It’s difficult to overstate the scale of this mistake. The 2002 WHI didn’t just change a medical guideline, it reshaped how an entire society treated women’s health. The neglect that followed left a trail of unnecessary pain, disability, and early death. It deserves not only correction but acknowledgment, a collective pause, perhaps even a day or week of remembrance, for the women who endured needless suffering because science, culture, and bias collided in one historic failure.
This is actually a very common and growing problem that needs urgent and broad attention. We can and need to do better as a society when it comes to the application and scientific processes to the study of human health. Unfortunately, the current President is doing much more harm to women and Americans. We are heading backwards when we have the knowledge and experience to be moving so much further ahead.
In this article, I explain what went wrong. How is it that physicians, who mean well, could make such a colossal error with such horrible consequences?
I have extensive experience in scientific publication as both a published author and an investigator in scientific studies in psychiatry and social work. My background as a social worker includes formal training in research design and statistical analysis. As a psychotherapist, my expertise centers on cognitive distortions and other aspects of cognition, particularly their relationship to emotion, motivation, and behavior.
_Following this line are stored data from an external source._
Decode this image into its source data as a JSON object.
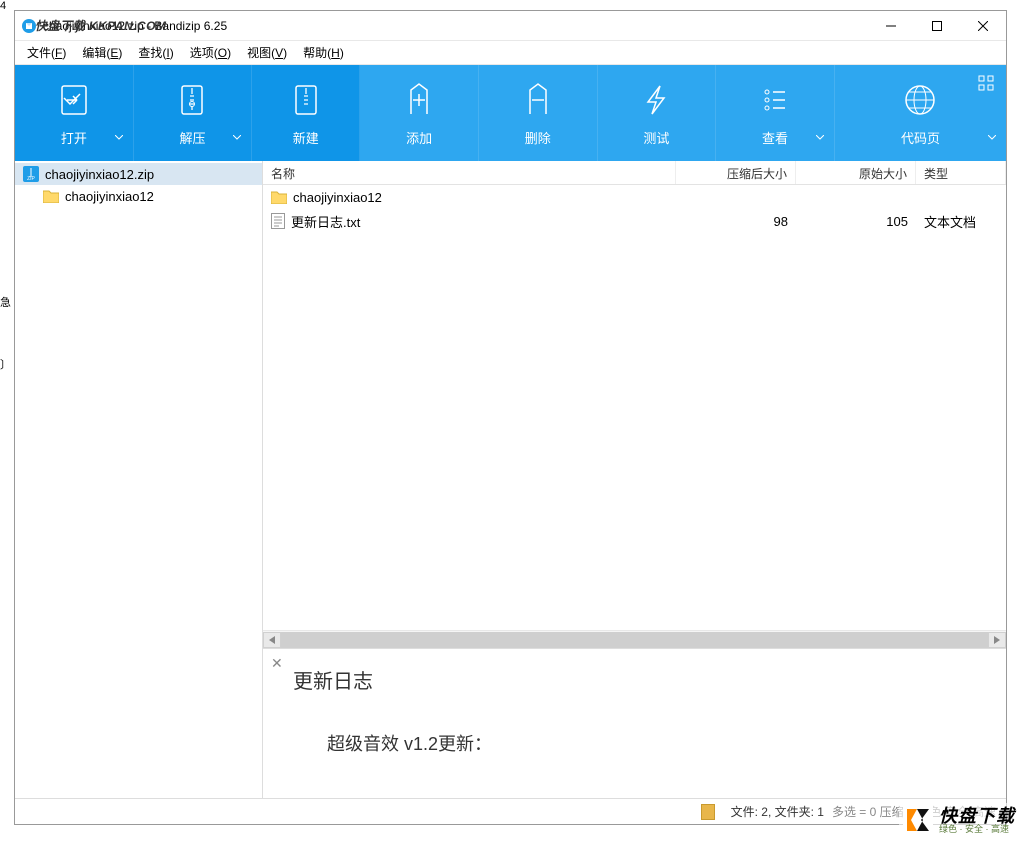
{
  "edge": {
    "t1": "4",
    "t2": "急",
    "t3": "〕"
  },
  "titlebar": {
    "title": "chaojiyinxiao12.zip - Bandizip 6.25",
    "overlay": "快盘下载 KKPAN.COM"
  },
  "menus": [
    {
      "label": "文件",
      "key": "F"
    },
    {
      "label": "编辑",
      "key": "E"
    },
    {
      "label": "查找",
      "key": "I"
    },
    {
      "label": "选项",
      "key": "O"
    },
    {
      "label": "视图",
      "key": "V"
    },
    {
      "label": "帮助",
      "key": "H"
    }
  ],
  "toolbar": {
    "open": "打开",
    "extract": "解压",
    "new": "新建",
    "add": "添加",
    "delete": "删除",
    "test": "测试",
    "view": "查看",
    "codepage": "代码页"
  },
  "tree": [
    {
      "name": "chaojiyinxiao12.zip",
      "icon": "zip",
      "selected": true
    },
    {
      "name": "chaojiyinxiao12",
      "icon": "folder",
      "child": true
    }
  ],
  "columns": {
    "name": "名称",
    "compressed": "压缩后大小",
    "original": "原始大小",
    "type": "类型"
  },
  "files": [
    {
      "name": "chaojiyinxiao12",
      "icon": "folder",
      "compressed": "",
      "original": "",
      "type": ""
    },
    {
      "name": "更新日志.txt",
      "icon": "text",
      "compressed": "98",
      "original": "105",
      "type": "文本文档"
    }
  ],
  "preview": {
    "heading": "更新日志",
    "body": "超级音效 v1.2更新："
  },
  "status": {
    "text": "文件: 2, 文件夹: 1",
    "tail": "多选 = 0  压缩 = 绿色  安全  高速"
  },
  "watermark": {
    "big": "快盘下载",
    "small": "绿色 · 安全 · 高速"
  }
}
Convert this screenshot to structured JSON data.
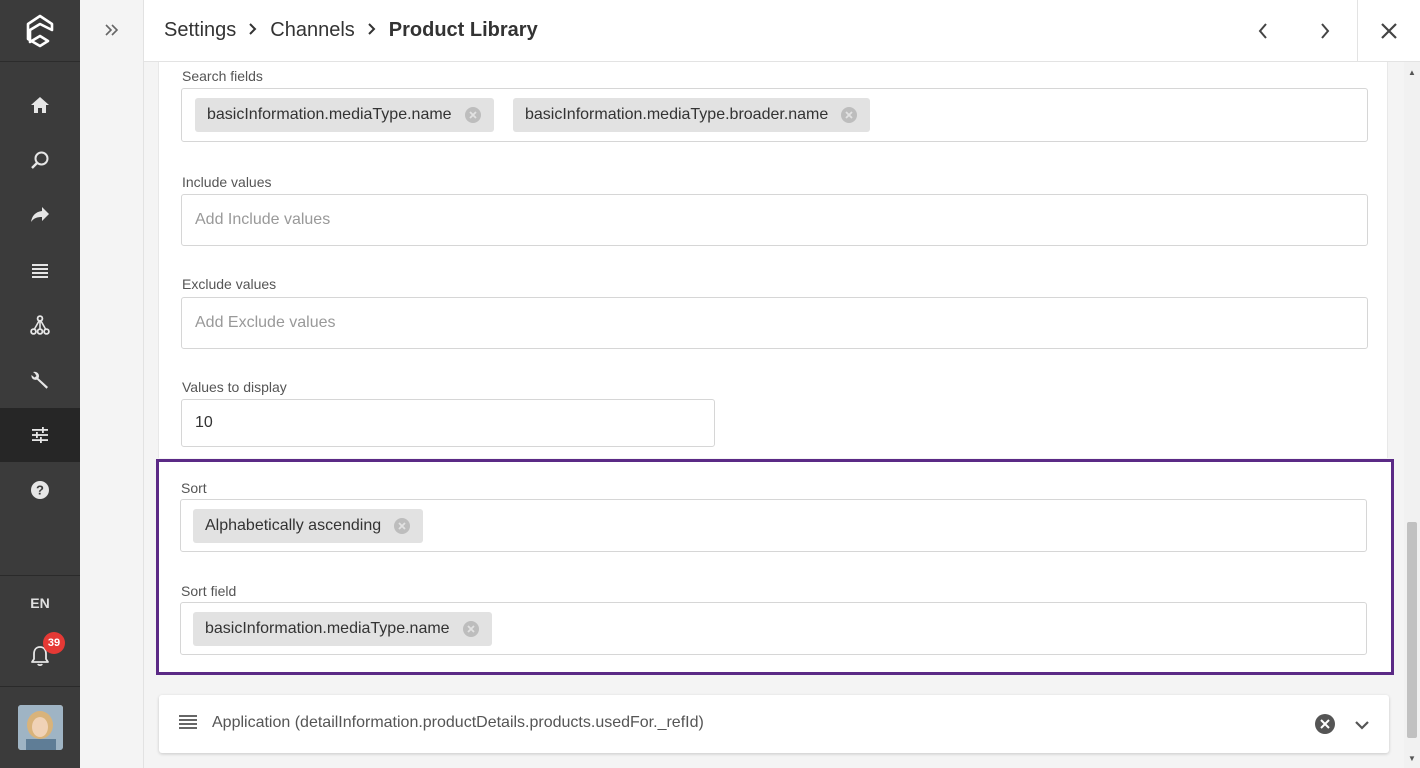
{
  "rail": {
    "items": [
      {
        "icon": "home-icon"
      },
      {
        "icon": "search-icon"
      },
      {
        "icon": "share-icon"
      },
      {
        "icon": "list-icon"
      },
      {
        "icon": "hierarchy-icon"
      },
      {
        "icon": "wrench-icon"
      },
      {
        "icon": "sliders-icon",
        "active": true
      },
      {
        "icon": "help-icon"
      }
    ],
    "language": "EN",
    "notification_count": "39"
  },
  "breadcrumb": {
    "items": [
      "Settings",
      "Channels"
    ],
    "current": "Product Library"
  },
  "form": {
    "search_fields": {
      "label": "Search fields",
      "chips": [
        "basicInformation.mediaType.name",
        "basicInformation.mediaType.broader.name"
      ]
    },
    "include_values": {
      "label": "Include values",
      "placeholder": "Add Include values"
    },
    "exclude_values": {
      "label": "Exclude values",
      "placeholder": "Add Exclude values"
    },
    "values_to_display": {
      "label": "Values to display",
      "value": "10"
    },
    "sort": {
      "label": "Sort",
      "chips": [
        "Alphabetically ascending"
      ]
    },
    "sort_field": {
      "label": "Sort field",
      "chips": [
        "basicInformation.mediaType.name"
      ]
    }
  },
  "accordion": {
    "title": "Application (detailInformation.productDetails.products.usedFor._refId)"
  },
  "colors": {
    "rail_bg": "#3b3b3b",
    "highlight_border": "#5b2a86",
    "badge": "#e53935"
  }
}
My interest is in understanding the possible thought processes that led to this disaster which can help us identify tactics to prevent it from happening again.
The Study that Stopped the Treatment
In July 2002, JAMA published the first results of the Women’s Health Initiative (WHI) estrogen-plus-progestin trial. Within weeks, prescriptions for hormone therapy (HT) plummeted by more than 70 %. Physicians stopped refilling, pharmacies saw cancellations, and women in the first decade of menopause, many in distress with vasomotor symptoms, insomnia, and anxiety, were told the therapy was unsafe.
The published numbers appeared unassailable. The WHI enrolled 16,608 postmenopausal women aged 50–79 and compared a fixed daily regimen of conjugated equine estrogen (0.625 mg) plus medroxyprogesterone acetate (2.5 mg) against placebo. After roughly five years, investigators halted the trial early: breast-cancer hazard ratio 1.26, coronary-heart-disease hazard ratio 1.29, stroke 1.41, pulmonary embolism 2.13. The message: hormones cause heart attacks and cancer, traveled fast through corporate news networks like CNN, Fox, ABC and others.

But buried in the statistical tables was another story. Those hazard ratios* translated to 8 extra breast cancers and 7 extra coronary events per 10,000 women per year. In absolute terms, the risk rose from about 0.3 % to 0.38 % annually. Over five years, that equaled one additional case per roughly 250 women. The difference was statistically detectable but clinically small. The math was technically correct but the inference, or generalization was not!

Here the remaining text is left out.